Variable	Cases		Controls		OR	(95% CI)
	N	(%)	N	(%)
Age at menarche (years)
<13	213	(35.6)	225	(37.3)	1
13-14	271	(45.2)	276	(45.7)	1.06	(0.82-1.37)
≥15	115	(19.2)	103	(17.1)	1.2	(0.86-1.66)
Menses frequency (days)
26-30	447	(75.4)	460	(77.6)	1
<26	99	(16.7)	95	(16.0)	1.11	(0.82-1.52)
≥31	47	(7.9)	38	(6.4)	1.30	(0.83-2.04)
Age at first marriage (years)
<20	190	(36.0)	204	(37.5)	1
20-24	144	(27.3)	160	(29.4)	1.01	(0.74-1.39)
25-29	118	(22.4)	117	(21.5)	1.12	(0.79-1.60)
≥30	76	(14.4)	63	(11.6)	1.36	(0.91-2.04)
Age at first birth (years)
13-21	165	(37.0)	175	(37.7)	1
22-26	138	(30.9)	141	(30.4)	1.06	(0.76-1.48)
≥27	143	(32.1)	148	(31.9)	1.04	(0.74-1.46)
Parity
Nulliparous	106	(17.9)	86	(14.5)	1
1-2	112	(18.9)	105	(17.7)	0.96	(0.66-1.40)
3-5	252	(42.5)	292	(49.1)	0.79	(0.58-1.08)
≥6	123	(20.7)	112	(18.8)	0.97	(0.66-1.44)
Number of spontaneous abortions
0	375	(65.7)	399	(70.3)	1
1	113	(18.8)	107	(18.8)	1.13	(0.84-1.53)
≥2	83	(14.5)	62	(10.9)	1.42	(0.99-2.04)
Number of induced abortions
0	527	(98.0)	513	(97.7)	1
1	7	(1.3)	7	(1.3)	0.98	(0.34-2.83)
≥2	4	(0.7)	5	(1.0)	0.85	(0.22-3.21)
Age at any first abortion (years)
13-29	87	(55.1)	89	(57.8)	1
≥30	71	(44.9)	65	(42.2)	1.19	(0.75-1.88)
Any oral contraceptive use
Never	202	(36.9)	222	(40.9)	1
Ever	345	(63.1)	321	(59.1)	1.24	(0.96-1.60)
Oral Contraceptive generation pill
II lifelong	151	(59.2)	138	(54.3)	1.57	(1.01-2.44)
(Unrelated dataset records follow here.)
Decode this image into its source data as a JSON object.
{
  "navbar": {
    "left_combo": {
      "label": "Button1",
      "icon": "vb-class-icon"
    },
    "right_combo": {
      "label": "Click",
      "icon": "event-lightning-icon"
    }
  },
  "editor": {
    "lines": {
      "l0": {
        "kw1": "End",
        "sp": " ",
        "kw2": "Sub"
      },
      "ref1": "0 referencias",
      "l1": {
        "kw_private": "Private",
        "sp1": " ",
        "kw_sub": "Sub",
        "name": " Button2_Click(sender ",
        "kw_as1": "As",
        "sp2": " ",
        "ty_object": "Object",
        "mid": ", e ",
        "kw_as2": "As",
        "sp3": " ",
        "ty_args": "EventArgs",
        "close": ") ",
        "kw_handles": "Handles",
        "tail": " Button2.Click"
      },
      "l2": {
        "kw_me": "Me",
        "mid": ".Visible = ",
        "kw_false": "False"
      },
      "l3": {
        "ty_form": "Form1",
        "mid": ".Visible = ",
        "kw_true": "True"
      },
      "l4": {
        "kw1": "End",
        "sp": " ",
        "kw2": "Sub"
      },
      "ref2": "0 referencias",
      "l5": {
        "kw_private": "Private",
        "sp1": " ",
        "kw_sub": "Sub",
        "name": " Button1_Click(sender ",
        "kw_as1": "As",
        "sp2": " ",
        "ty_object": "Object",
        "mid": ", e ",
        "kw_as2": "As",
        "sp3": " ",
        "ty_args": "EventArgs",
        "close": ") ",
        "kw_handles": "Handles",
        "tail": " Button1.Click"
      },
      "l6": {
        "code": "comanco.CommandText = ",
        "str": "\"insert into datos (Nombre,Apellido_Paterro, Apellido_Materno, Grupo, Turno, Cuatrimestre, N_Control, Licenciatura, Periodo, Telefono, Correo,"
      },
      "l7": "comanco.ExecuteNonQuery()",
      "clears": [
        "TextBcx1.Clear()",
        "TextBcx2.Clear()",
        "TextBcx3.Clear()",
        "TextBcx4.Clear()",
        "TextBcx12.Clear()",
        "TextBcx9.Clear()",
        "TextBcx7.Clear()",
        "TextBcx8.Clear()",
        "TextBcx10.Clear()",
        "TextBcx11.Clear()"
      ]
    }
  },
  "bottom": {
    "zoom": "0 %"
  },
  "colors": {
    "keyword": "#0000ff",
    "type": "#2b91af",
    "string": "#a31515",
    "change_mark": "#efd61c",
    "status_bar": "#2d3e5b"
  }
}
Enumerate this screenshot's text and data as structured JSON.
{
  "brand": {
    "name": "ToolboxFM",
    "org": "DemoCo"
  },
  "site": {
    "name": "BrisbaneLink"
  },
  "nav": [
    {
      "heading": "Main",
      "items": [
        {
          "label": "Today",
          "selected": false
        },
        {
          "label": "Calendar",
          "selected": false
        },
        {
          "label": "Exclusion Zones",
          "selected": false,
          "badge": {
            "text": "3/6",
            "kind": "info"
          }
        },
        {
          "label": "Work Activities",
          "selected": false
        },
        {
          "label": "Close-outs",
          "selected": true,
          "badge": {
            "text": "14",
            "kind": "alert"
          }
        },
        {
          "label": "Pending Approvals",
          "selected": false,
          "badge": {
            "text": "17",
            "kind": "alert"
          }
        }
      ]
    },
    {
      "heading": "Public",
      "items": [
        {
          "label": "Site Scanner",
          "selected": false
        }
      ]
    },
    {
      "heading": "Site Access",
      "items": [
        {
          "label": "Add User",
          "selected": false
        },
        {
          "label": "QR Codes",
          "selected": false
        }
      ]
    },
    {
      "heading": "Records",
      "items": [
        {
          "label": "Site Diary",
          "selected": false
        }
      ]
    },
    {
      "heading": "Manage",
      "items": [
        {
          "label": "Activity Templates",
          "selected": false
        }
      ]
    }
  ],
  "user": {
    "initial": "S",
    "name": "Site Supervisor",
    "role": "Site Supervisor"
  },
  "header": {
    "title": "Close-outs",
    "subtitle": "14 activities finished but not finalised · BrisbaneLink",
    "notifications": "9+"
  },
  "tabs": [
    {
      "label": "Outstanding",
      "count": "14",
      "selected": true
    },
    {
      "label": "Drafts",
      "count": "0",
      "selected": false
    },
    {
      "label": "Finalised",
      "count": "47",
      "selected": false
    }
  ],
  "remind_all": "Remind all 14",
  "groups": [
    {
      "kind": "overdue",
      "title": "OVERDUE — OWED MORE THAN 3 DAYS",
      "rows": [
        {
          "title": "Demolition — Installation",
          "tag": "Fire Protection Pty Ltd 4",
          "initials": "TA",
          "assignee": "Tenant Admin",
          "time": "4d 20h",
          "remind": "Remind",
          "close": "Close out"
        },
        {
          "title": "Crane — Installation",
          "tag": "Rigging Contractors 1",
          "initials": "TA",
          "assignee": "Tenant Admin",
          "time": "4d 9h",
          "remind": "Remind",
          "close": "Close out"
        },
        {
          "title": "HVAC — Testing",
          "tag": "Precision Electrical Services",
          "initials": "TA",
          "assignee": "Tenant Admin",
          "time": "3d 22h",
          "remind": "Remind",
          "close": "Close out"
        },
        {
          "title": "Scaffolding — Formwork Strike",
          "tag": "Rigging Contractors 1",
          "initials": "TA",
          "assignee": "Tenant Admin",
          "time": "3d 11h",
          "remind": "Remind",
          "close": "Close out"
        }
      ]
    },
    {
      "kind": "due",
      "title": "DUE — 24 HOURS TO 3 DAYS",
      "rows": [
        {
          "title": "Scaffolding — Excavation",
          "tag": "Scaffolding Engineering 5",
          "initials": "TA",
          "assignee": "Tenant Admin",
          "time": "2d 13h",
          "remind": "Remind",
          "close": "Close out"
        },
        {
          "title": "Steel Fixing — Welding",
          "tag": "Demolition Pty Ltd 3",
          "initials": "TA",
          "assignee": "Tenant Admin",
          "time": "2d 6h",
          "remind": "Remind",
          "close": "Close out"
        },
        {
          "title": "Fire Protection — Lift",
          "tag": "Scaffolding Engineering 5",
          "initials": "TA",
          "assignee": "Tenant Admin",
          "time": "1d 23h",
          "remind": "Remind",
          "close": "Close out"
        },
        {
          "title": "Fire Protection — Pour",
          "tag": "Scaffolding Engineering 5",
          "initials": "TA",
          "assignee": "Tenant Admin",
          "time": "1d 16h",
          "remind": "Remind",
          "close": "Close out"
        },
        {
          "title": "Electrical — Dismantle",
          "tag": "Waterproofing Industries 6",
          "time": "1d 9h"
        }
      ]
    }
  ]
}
III lifelong	59	(23.1)	75	(29.5)	1
II and /or III	43	(16.9)	36	(14.2)	1.56	(0.88-2.75)
II and/or IV‡	2	(0.8)	5	(2.0)	0.46	(0.09-2.50)
Menopausal status
Pre-	192	(34.1)	241	(42.5)	1
Peri-	76	(13.5)	82	(14.5)	1.37	(0.94-2.02)
Post-	295	(52.4)	244	(43.0)	2.92	(1.98-4.29)
Age at menopause (years)
<46	135	(48.4)	83	(35.9)	1
≥46	144	(51.6)	148	(64.1)	0.75	(0.51-1.11)
Type of menopause
Natural	228	(77.3)	232	(96.7)	1
Artificial	67	(22.7)	8	(3.3)	7.31	(3.14-17.01)
Estimated reproductive life§ (years)
<30	167	(56.7)	133	(54.5)	1
≥30	128	(43.4)	111	(45.5)	1.19	(0.83-1.72)
Family history of breast cancer
No	564	(92.2)	602	(97.9)	1
Yes	48	(7.8)	13	(2.1)	4.15	(2.22-7.77)

*, estimates adjusted for age (quinquennia) and education; †, the sum may not add up to the total because of missing values; ‡, 4 patients with II+IV OC generation, and 3 patients with IV OC generation; §, calculated as: age at menopause minus age at menarche minus one year for each full-term pregnancy.